Slightly weird

Settlements to the families of 346 people who died in the two catastrophic Boeing Max plane crashes will be calculated, in part, by how long the victims knew they were doomed.

Lawyers handling claims against the US aerospace company said the longer the passengers and crew were aware of their desperate fate, the larger the likely payout.

“There’s a better chance of (financial) recovery if it took minutes rather than seconds for the plane to crash,’’ Joe Power, a personal-injury lawyer representing some Ethiopian victims, told Bloomberg this weekend.

Sure, there’s a difference between straight financial damages – how much would they have earned for their families if they hadn’t died, to make those families financially whole – and pain and suffering ones. But I thought that it was the Warsaw Convention which determined airplane accident damages? Which have strict limits on payouts, especially for pain and suffering?

Or has the American tort bar found ways around that? Or, indeed, am I just wrong?

9 thoughts on “Slightly weird”

  1. Good question. The Warsaw Convention has largely been replaced by the Montreal Convention, but to answer your question it looks like there are negligence exceptions:

    “Montreal Convention article 21 no negligence defence

    US courts apply traditional negligence principles. For a defendant airline to demonstrate that it was not negligent, it can show that it had no duty to the plaintiff, that it did not breach any duty that did exist, or that the injury suffered by the plaintiff was not proximately caused by any breach made by the defendant. Most significant is that the carrier bears the burden of proof on this issue.

    Wilful misconduct

    The burden of proof establishing wilful misconduct is on the claimant and the standard is high. Negligence will not suffice, nor even gross negligence or recklessness judged objectively. Rather, the claimant must show that the carrier either intended to cause the damage or acted recklessly with subjective knowledge that the damage would probably result. Moreover, the US courts apply a subjective, rather than objective standard. ‘[W]hile an objective test asks whether an actor “should have known” of an obvious risk, the subjective test requires, at a minimum, showing that the actor “must have known” of the risk’ (Bayer Corp v British Airways, LLC, 210 F 3d 236, 238-39 (4th Cir 2000)).”

    Also see:

  2. Bloke in Germany

    Because it’s cheaper to pay out than have years of bad publicity (evil megacorp refuses payouts to families of people killed in its plane crash) in the courts?

  3. Bloke in North Dorset

    Sure, there’s a difference between straight financial damages – how much would they have earned for their families if they hadn’t died, to make those families financially whole – and pain and suffering ones.

    As an aside, Kenneth Feinberg had the job of sorting out compensation after 9/11 and distributing the funds set aside by Congress. He decided that he wasn’t going to go for straight for making them whole because he considered that would be unfair on lower paid janitors. He persuaded the families of the wealthy to accept less so he could pay more to the lower paid families. He go some push back but was mostly successful.
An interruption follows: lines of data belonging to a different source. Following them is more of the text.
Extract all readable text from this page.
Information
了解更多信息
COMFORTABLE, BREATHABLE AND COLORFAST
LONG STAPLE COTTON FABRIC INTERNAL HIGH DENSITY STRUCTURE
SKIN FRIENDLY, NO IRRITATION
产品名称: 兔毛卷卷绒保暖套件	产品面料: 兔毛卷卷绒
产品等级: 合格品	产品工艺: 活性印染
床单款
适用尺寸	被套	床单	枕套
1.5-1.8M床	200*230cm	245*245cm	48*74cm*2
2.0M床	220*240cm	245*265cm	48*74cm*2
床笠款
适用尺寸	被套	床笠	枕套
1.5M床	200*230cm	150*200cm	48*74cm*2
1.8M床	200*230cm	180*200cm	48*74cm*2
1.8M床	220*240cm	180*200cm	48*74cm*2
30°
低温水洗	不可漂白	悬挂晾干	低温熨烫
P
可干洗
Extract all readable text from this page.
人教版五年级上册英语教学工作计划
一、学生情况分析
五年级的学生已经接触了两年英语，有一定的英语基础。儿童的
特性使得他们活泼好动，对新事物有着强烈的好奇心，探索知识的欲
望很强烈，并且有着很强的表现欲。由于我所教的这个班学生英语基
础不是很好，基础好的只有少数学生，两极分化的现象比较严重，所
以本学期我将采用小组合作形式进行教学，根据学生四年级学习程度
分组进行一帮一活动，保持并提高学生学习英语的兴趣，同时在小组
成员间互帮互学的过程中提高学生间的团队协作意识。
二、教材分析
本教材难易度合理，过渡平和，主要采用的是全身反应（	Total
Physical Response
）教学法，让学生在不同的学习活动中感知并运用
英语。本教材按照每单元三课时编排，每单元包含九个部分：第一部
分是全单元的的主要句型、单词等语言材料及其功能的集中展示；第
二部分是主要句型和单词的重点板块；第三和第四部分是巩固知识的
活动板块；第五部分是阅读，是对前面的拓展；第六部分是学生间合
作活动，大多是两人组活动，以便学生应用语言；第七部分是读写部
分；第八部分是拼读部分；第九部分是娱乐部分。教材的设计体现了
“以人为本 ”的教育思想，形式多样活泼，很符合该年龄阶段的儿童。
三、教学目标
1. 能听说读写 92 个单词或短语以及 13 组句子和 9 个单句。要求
    Amongst all the tragic cases there was one that really brings a tear to the eye. He was approached by the widow of a fireman as she couldn’t wait for the money. It turned out she had terminal cancer and needed to set up a trust fund for their two small children. She died 3 months later. Life really can be shit.

    Feinberg became the go-to man for all sorts of cases. Fascinating career and he’s a good story teller.

  4. ‘to make those families financially whole’

    U.S. government tends to make survivors RICH, not just whole.

    They could make them whole with a 20-year annuity. Instead, the government awards immediate payment of all they could have been earned over their remaining lifetime. Probably 5X what they should be getting. The geniuses at the United States no nothing of present value.

  5. As DocBud says – “Boeing isn’t an airline”. The Warsaw and Montreal Conventions cover the relationship between passangers and airlines: the defendent here will be the aircraft manufacturer.

  6. “I’d like to die peacefully in my sleep, like my grandfather did. I wouldn’t want to die screaming in terror, like my grandfather’s passengers did” Bob Monkhouse

  7. You are of course correct, Recusant. The airlines would then sue Boeing.

    But U.S. courts get goofy sometimes. Mob rule takes over. People died; Boeing has money; give ’em some.